Agencies Clarify FSA Exemptions and Nondiscrimination Rules under HIPAA - February 1998

The IRS, the Department of Labor (DOL) and the Health Care Financing Administration (HCFA) are responsible for providing guidance on the Health Insurance Portability and Accountability Act of 1996 (HIPAA). These agencies recently issued clarifications to the interim regulations that came out in April 1997. The clarifications pertain to two areas: (1) flexible spending accounts (FSAs), and (2) the nondiscrimination rules relating to health status.

Flexible Spending Accounts

Generally, HIPAA applies to all group health plans. Since health care FSAs appear to meet the definition of a "group health plan" under HIPAA's interim regulations, it also appears that all of HIPAA's portability provisions (including the preexisting condition limitation, creditable coverage, certification, etc.) would apply to health care FSAs.

According to the agencies' clarification, however, benefits provided under most health care FSAs will be exempt from HIPAA's group market portability provisions.

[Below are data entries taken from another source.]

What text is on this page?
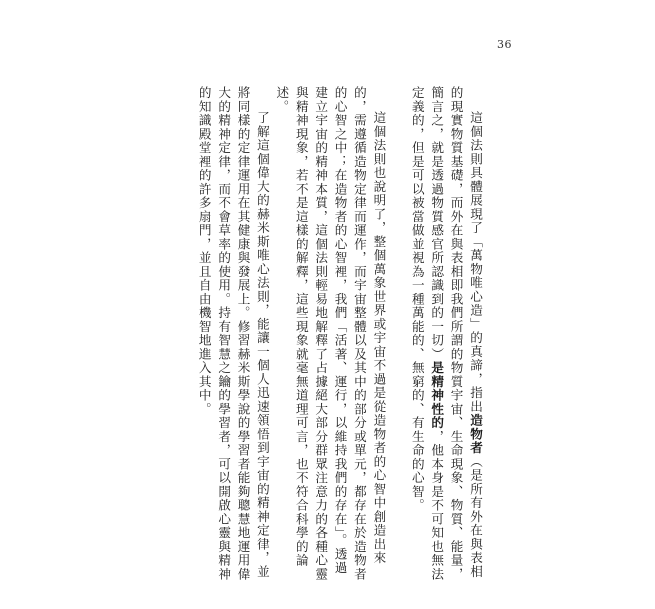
36

這個法則具體展現了「萬物唯心造」的真諦，指出造物者（是所有外在與表相的現實物質基礎，而外在與表相即我們所謂的物質宇宙、生命現象、物質、能量，簡言之，就是透過物質感官所認識到的一切）是精神性的，他本身是不可知也無法定義的，但是可以被當做並視為一種萬能的、無窮的、有生命的心智。

這個法則也說明了，整個萬象世界或宇宙不過是從造物者的心智中創造出來的，需遵循造物定律而運作，而宇宙整體以及其中的部分或單元，都存在於造物者的心智之中；在造物者的心智裡，我們「活著、運行，以維持我們的存在」。透過建立宇宙的精神本質，這個法則輕易地解釋了占據絕大部分群眾注意力的各種心靈與精神現象，若不是這樣的解釋，這些現象就毫無道理可言，也不符合科學的論述。

了解這個偉大的赫米斯唯心法則，能讓一個人迅速領悟到宇宙的精神定律，並將同樣的定律運用在其健康與發展上。修習赫米斯學說的學習者能夠聰慧地運用偉大的精神定律，而不會草率的使用。持有智慧之鑰的學習者，可以開啟心靈與精神的知識殿堂裡的許多扇門，並且自由機智地進入其中。
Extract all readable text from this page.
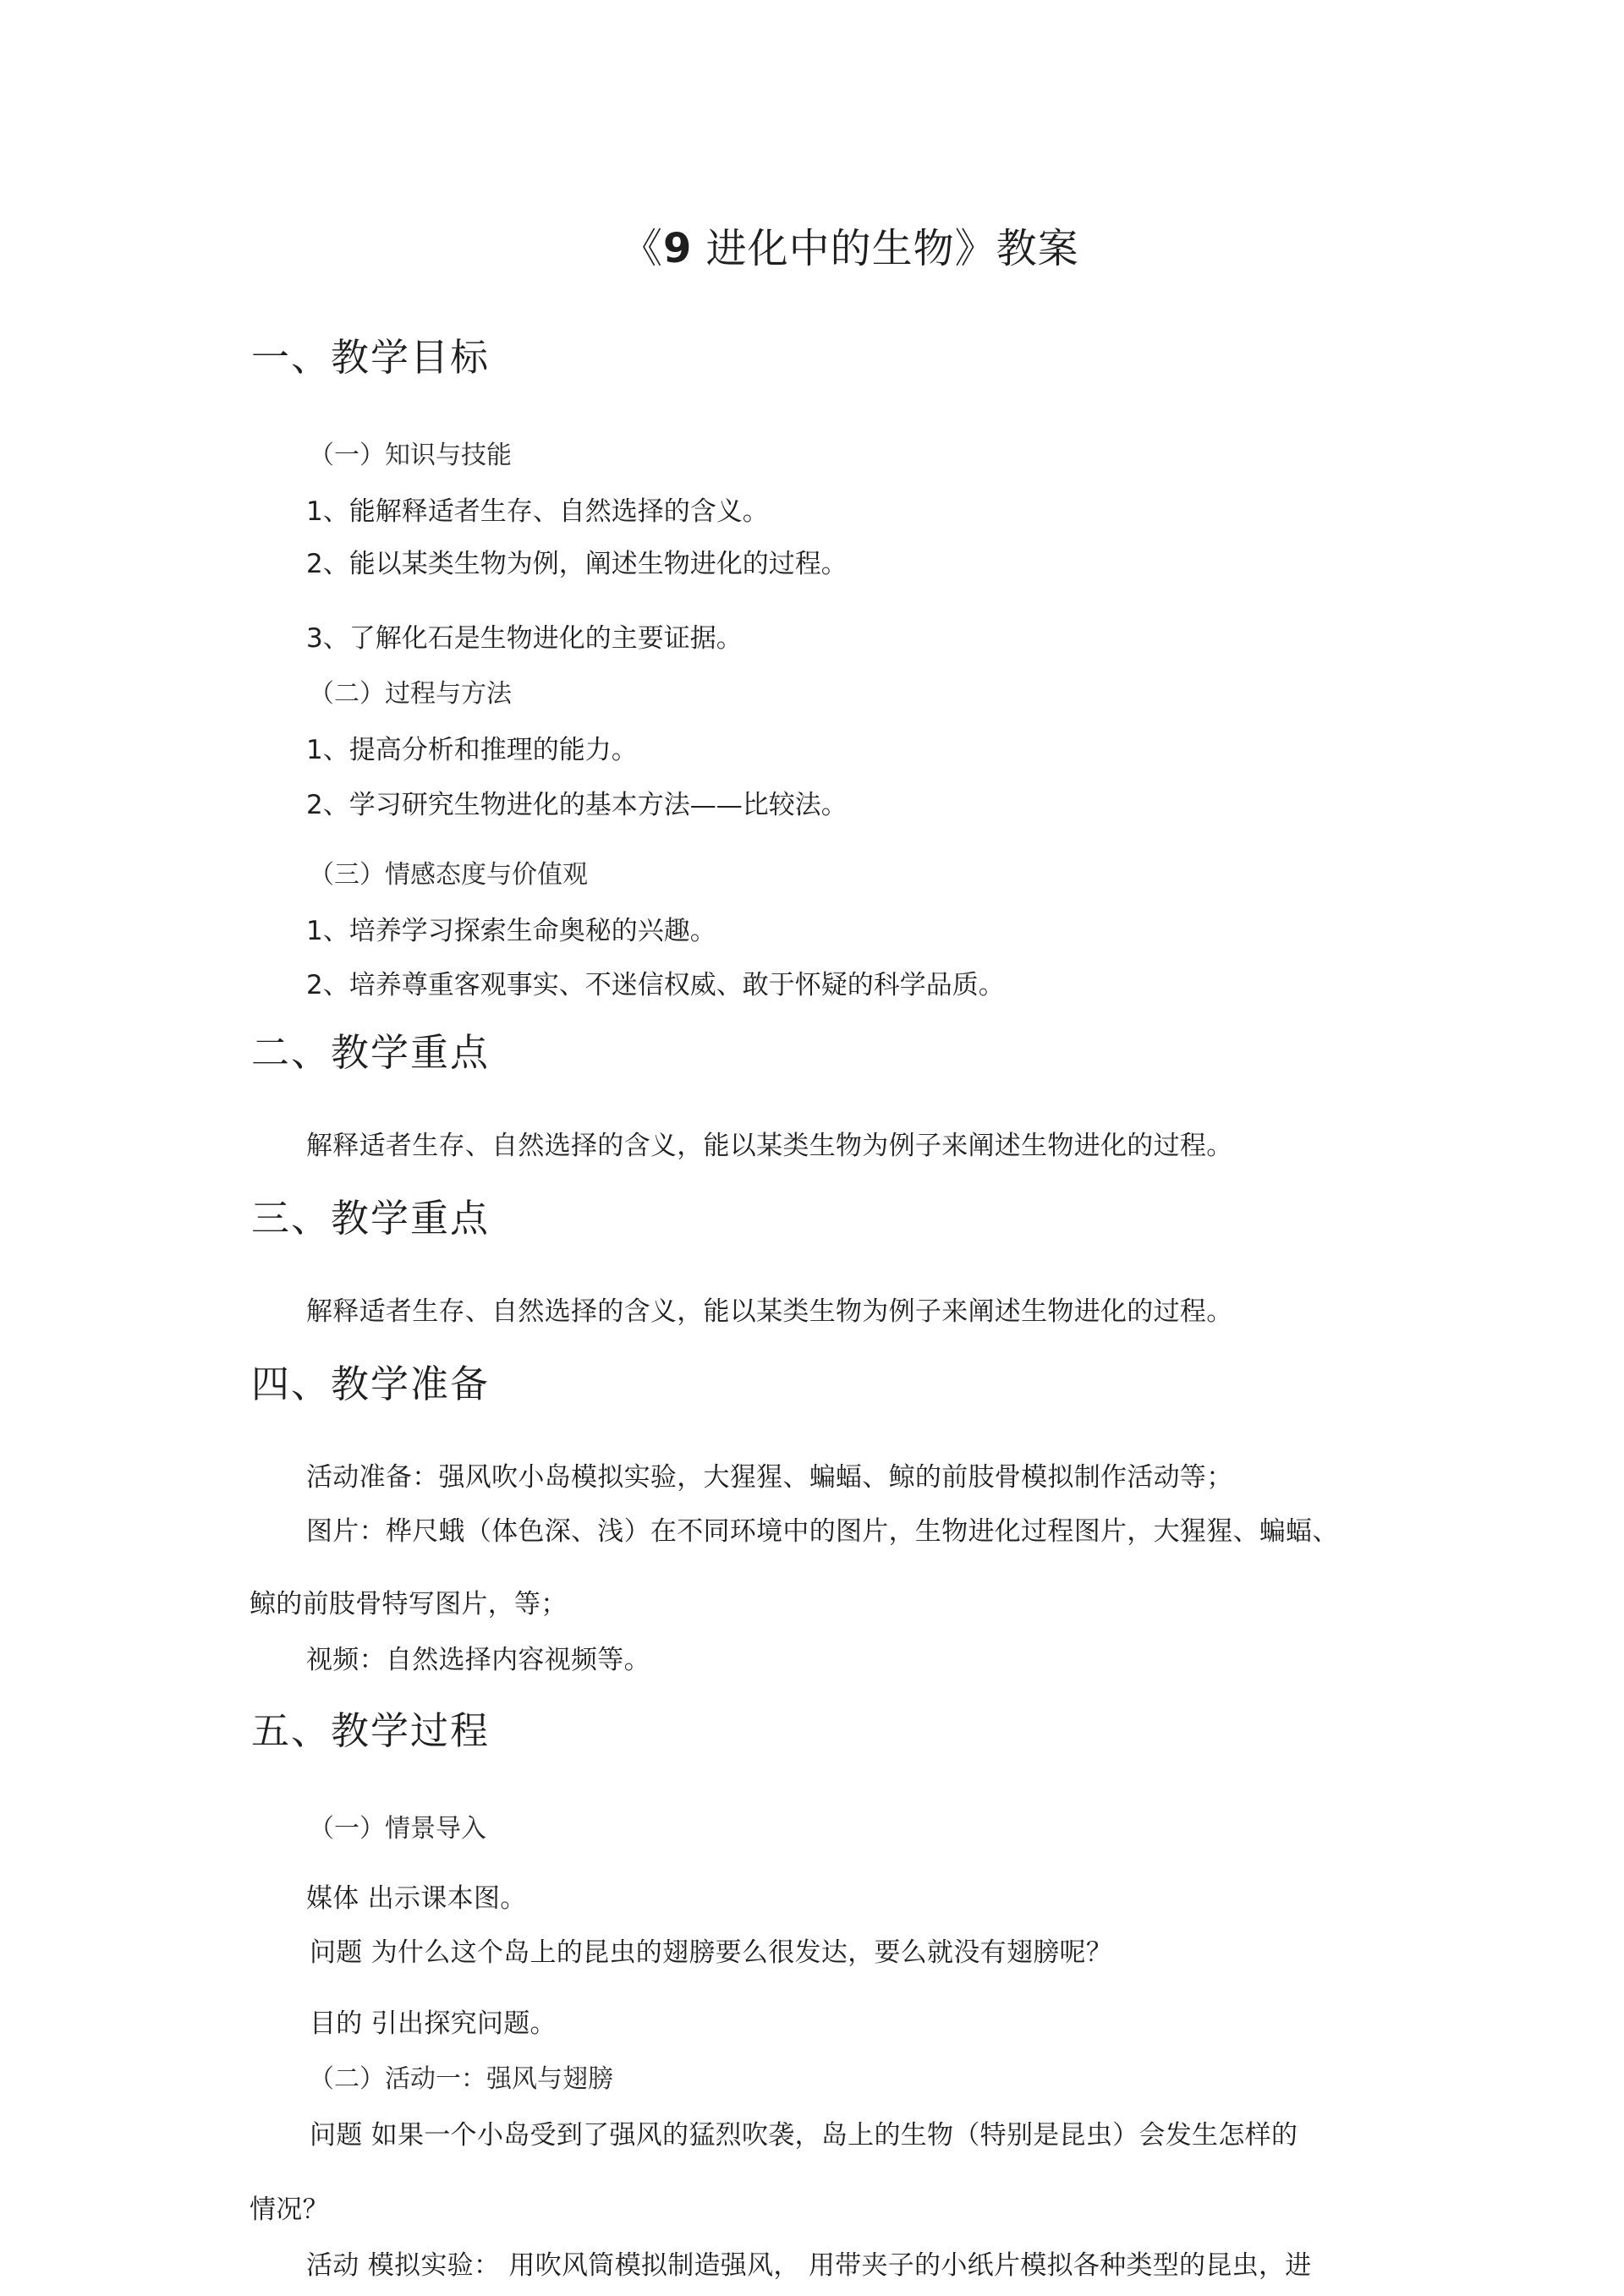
《9 进化中的生物》教案
一、教学目标
（一）知识与技能
1、能解释适者生存、自然选择的含义。
2、能以某类生物为例，阐述生物进化的过程。
3、了解化石是生物进化的主要证据。
（二）过程与方法
1、提高分析和推理的能力。
2、学习研究生物进化的基本方法——比较法。
（三）情感态度与价值观
1、培养学习探索生命奥秘的兴趣。
2、培养尊重客观事实、不迷信权威、敢于怀疑的科学品质。
二、教学重点
解释适者生存、自然选择的含义，能以某类生物为例子来阐述生物进化的过程。
三、教学重点
解释适者生存、自然选择的含义，能以某类生物为例子来阐述生物进化的过程。
四、教学准备
活动准备：强风吹小岛模拟实验，大猩猩、蝙蝠、鲸的前肢骨模拟制作活动等；
图片：桦尺蛾（体色深、浅）在不同环境中的图片，生物进化过程图片，大猩猩、蝙蝠、
鲸的前肢骨特写图片，等；
视频：自然选择内容视频等。
五、教学过程
（一）情景导入
媒体 出示课本图。
问题 为什么这个岛上的昆虫的翅膀要么很发达，要么就没有翅膀呢？
目的 引出探究问题。
（二）活动一：强风与翅膀
问题 如果一个小岛受到了强风的猛烈吹袭，岛上的生物（特别是昆虫）会发生怎样的
情况？
活动 模拟实验： 用吹风筒模拟制造强风， 用带夹子的小纸片模拟各种类型的昆虫，进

Health care FSAs will be treated as excepted benefits if they meet three conditions:

  • The maximum annual benefit payable for the employee under the health care FSA does not exceed twice the employee's salary reduction election under the FSA for the year (or, if greater, the amount of the employee's salary reduction under the health care FSA for the year, plus $500);
     
  • The employee has other coverage available under the employer's group health plan; and
     
  • The other coverage is not limited to excepted benefits.

A health care FSA that meets these requirements is not subject to HIPAA's group market portability provisions and does not constitute creditable coverage.

Health Care Status Discrimination

As of the effective date of HIPAA (generally, the first plan year beginning on or after July 1, 1997), neither a group health plan nor a health insurance issuer offering group health insurance coverage may base eligibility (including continued eligibility) on health status-related factors (e.g., health status, medical condition, claims experience, etc.).

Anyone who could not get coverage before HIPAA's effective date due to a health status-related factor and who enrolls at the first opportunity on or after the effective date of the nondiscrimination provisions may not be treated as a late enrollee for purposes of the preexisting condition provisions. This includes those who did not apply for coverage sooner because of a plan provision that discriminated based on a health status-related factor.

These rules apply regardless of whether the plan offers late enrollment, and they do not change the special enrollment rules that prohibit treating a special enrollee as a late enrollee.

The clarification provides the following example. Employee A is an active employee of employer X. A was hired on May 3, 1992. X maintains a group health plan with a plan year beginning on January 1. Under the terms of the plan, employees and their dependents may enroll when the employee is first hired and on each January 1, but enrollees must pass a physical examination. A's application to enroll in May 1992 was denied because he has diabetes and could not pass a physical examination. A has not applied since then because he reasonably believed that the application would be denied.

Effective January 1, 1998, X's plan cannot deny coverage to A based on a health status-related factor. If A enrolls effective January 1, 1998, the plan may not treat him as a late enrollee for the purpose of determining the maximum period of any preexisting condition exclusion that may be imposed (or for the purpose of determining A's enrollment date).

The agencies stated that compliance with this nondiscrimination provision will be considered good-faith compliance with the interim regulations issued in April 1997.